MC2: PLoS Biol. 2007 Oct 23;5(11):e288.

An information theoretic characterisation of auditory encoding.

Overath T, Cusack R, Kumar S, von Kriegstein K, Warren JD, Grube M, Carlyon RP, Griffiths TD.

The entropy metric derived from information theory provides a means to quantify the amount of information transmitted in acoustic streams like speech or music. By systematically varying the entropy of pitch sequences, we sought brain areas where neural activity and energetic demands increase as a function of entropy. Such a relationship is predicted to occur in an efficient encoding mechanism that uses less computational resource when less information is present in the signal: we specifically tested the hypothesis that such a relationship is present in the planum temporale (PT). In two convergent functional MRI studies, we demonstrated this relationship in PT for encoding, while furthermore showing that a distributed fronto-parietal network for retrieval of acoustic information is independent of entropy. The results establish PT as an efficient neural engine that demands less computational resource to encode redundant signals than those with high information content.


MC3: J Cogn Neurosci. 2007 Oct;19(10):1721-33.

Feature- and object-based attentional modulation in the human auditory where pathway.

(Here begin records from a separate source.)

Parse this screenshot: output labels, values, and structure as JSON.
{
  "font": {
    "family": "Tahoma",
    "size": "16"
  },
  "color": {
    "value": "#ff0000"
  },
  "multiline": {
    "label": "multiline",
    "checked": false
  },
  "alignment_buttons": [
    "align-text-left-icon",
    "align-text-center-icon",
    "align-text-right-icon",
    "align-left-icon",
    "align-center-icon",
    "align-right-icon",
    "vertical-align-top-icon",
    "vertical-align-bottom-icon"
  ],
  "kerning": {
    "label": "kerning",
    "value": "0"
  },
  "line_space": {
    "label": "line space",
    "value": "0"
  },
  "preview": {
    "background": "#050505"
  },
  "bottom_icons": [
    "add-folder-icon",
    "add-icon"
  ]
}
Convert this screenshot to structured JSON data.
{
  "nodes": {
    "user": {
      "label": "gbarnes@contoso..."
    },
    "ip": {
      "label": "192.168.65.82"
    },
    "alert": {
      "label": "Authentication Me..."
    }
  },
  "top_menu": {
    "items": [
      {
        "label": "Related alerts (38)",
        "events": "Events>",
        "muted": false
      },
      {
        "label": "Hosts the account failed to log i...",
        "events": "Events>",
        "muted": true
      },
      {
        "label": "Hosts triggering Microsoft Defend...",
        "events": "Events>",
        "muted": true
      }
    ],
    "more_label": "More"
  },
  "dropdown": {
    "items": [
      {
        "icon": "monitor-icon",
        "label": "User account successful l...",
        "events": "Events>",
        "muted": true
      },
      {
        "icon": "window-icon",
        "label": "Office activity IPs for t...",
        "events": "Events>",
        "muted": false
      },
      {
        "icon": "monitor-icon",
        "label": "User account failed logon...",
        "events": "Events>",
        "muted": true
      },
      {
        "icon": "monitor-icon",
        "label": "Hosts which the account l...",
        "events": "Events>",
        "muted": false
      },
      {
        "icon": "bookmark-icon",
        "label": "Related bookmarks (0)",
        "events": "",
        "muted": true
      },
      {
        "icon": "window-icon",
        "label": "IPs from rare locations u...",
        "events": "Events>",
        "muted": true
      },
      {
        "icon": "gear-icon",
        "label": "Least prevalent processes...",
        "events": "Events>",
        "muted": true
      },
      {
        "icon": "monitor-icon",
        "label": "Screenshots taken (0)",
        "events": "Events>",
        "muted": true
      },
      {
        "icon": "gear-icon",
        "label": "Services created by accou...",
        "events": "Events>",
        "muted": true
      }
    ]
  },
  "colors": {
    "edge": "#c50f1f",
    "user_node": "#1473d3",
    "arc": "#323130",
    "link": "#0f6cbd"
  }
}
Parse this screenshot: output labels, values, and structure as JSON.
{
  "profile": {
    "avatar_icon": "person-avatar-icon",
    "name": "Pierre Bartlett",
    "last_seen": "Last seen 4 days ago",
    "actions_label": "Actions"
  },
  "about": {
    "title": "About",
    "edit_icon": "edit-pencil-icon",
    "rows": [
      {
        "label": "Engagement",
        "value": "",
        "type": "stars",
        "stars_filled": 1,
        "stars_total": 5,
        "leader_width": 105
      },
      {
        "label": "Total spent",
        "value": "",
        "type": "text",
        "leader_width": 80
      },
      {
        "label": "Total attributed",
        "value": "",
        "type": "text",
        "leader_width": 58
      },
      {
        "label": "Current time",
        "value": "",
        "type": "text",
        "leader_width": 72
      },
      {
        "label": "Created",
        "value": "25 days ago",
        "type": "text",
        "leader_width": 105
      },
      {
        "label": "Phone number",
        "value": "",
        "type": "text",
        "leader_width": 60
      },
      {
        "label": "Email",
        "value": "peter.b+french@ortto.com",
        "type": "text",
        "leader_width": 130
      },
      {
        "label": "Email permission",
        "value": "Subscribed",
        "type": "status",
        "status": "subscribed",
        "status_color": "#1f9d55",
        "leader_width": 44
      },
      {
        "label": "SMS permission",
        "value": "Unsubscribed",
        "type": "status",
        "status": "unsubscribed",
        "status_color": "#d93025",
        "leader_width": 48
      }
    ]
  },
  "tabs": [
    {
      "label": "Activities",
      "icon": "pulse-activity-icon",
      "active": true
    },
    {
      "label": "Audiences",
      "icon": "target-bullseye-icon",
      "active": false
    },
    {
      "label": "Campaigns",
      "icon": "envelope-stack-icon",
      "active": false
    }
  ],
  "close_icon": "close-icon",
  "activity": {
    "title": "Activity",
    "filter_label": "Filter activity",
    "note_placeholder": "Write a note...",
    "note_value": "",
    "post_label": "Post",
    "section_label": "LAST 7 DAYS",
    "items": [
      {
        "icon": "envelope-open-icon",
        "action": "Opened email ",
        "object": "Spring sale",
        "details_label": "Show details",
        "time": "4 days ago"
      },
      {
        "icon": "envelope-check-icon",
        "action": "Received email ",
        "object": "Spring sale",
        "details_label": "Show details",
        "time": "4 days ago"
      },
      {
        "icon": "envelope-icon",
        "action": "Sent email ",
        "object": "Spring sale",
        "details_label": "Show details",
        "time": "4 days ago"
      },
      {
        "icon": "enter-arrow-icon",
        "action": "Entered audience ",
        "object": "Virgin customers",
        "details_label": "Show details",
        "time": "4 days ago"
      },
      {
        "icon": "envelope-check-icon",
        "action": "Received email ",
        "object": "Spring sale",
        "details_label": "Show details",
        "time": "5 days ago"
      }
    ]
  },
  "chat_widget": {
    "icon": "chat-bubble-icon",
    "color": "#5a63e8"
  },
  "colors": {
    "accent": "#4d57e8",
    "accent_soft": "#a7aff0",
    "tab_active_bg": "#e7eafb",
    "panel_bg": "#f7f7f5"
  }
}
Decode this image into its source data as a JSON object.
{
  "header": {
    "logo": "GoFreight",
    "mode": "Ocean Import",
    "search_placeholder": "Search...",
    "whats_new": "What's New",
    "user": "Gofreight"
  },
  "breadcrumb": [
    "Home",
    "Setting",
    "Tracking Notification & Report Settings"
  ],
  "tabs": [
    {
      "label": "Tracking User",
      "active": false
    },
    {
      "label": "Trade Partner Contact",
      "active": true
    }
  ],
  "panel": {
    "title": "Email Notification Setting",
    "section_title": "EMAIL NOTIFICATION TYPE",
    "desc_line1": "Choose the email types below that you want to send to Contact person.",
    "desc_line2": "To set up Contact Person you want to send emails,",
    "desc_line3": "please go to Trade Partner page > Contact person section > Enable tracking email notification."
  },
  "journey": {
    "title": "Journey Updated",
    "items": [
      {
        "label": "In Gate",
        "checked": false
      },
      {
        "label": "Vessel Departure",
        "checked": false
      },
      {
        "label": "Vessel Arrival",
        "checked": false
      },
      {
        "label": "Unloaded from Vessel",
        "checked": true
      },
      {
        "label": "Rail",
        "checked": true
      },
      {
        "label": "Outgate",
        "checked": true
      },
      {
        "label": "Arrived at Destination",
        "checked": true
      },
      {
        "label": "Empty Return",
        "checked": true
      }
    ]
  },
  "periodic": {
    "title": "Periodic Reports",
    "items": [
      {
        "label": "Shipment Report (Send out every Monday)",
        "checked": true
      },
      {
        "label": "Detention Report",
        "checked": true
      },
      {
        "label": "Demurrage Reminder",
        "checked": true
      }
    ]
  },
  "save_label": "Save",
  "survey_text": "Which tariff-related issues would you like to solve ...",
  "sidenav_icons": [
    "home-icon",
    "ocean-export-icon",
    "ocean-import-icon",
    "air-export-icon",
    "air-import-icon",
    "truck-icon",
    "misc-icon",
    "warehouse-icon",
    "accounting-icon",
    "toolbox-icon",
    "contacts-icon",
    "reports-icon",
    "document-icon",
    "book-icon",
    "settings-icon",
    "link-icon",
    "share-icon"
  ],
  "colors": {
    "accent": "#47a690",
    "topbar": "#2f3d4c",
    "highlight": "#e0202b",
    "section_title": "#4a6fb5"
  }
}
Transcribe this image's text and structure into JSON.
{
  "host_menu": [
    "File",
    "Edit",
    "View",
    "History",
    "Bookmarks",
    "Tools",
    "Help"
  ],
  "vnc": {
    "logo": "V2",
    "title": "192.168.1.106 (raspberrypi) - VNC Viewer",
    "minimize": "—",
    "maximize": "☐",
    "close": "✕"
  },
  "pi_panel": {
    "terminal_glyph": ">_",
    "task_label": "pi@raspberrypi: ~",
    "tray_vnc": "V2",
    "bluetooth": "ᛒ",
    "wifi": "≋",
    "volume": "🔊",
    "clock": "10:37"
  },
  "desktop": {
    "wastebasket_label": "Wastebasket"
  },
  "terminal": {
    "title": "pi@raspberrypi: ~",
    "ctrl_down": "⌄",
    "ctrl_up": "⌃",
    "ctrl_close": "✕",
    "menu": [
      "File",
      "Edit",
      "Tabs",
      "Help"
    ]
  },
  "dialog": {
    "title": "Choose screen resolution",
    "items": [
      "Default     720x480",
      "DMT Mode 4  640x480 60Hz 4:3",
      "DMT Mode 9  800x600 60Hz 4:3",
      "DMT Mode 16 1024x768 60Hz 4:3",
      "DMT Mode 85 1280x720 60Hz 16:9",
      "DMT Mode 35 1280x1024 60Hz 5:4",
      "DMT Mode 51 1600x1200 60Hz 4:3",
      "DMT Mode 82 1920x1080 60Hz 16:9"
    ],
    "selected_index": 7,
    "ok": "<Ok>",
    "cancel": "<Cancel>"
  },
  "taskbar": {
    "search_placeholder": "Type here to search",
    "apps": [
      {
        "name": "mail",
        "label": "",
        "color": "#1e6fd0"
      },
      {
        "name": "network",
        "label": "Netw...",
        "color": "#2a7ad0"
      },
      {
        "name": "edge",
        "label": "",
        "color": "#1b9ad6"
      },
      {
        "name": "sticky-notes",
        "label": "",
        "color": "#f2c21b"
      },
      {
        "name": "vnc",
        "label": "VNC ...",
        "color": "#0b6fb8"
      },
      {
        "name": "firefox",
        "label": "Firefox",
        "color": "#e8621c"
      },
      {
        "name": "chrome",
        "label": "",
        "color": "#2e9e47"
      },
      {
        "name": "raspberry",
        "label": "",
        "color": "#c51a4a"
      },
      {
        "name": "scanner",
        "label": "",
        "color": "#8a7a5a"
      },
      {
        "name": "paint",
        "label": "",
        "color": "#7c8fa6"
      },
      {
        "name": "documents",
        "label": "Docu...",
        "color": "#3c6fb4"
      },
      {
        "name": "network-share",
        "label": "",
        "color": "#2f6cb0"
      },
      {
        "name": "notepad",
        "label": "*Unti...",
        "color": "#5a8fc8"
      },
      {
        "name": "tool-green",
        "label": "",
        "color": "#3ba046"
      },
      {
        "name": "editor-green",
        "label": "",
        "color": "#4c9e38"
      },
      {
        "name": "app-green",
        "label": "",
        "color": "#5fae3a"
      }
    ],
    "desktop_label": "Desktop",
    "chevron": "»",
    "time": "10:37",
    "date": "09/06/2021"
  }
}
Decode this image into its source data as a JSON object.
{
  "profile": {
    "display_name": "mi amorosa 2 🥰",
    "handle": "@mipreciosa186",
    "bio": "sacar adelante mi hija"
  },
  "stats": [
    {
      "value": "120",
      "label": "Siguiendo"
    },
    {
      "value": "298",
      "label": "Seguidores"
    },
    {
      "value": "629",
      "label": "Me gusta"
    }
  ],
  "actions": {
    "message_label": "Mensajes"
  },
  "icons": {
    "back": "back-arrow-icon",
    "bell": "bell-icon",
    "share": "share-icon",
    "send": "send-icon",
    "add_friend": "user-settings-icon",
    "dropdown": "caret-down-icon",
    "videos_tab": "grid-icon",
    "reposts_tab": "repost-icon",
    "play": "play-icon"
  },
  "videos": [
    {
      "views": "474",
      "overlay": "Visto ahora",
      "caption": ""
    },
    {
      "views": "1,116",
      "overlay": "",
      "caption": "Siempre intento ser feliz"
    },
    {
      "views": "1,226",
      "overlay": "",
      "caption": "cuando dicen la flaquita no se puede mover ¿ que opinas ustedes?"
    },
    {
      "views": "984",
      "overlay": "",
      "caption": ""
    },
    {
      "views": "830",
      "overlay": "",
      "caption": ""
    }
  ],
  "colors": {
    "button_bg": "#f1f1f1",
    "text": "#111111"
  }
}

Krumbholz K, Eickhoff SB, Fink GR.

Attending to a visual stimulus feature, such as color or motion, enhances the processing of that feature in the visual cortex. Moreover, the processing of the attended object's other, unattended, features is also enhanced. Here, we used functional magnetic resonance imaging to show that attentional modulation in the auditory system may also exhibit such feature- and object-specific effects. Specifically, we found that attending to auditory motion increases activity in nonprimary motion-sensitive areas of the auditory cortical "where" pathway. Moreover, activity in these motion-sensitive areas was also increased when attention was directed to a moving rather than a stationary sound object, even when motion was not the attended feature. An analysis of effective connectivity revealed that the motion-specific attentional modulation was brought about by an increase in connectivity between the primary auditory cortex and nonprimary motion-sensitive areas, which, in turn, may have been mediated by the paracingulate cortex in the frontal lobe. The current results indicate that auditory attention can select both objects and features. The finding of feature-based attentional modulation implies that attending to one feature of a sound object does not necessarily entail an exhaustive processing of the object's unattended features.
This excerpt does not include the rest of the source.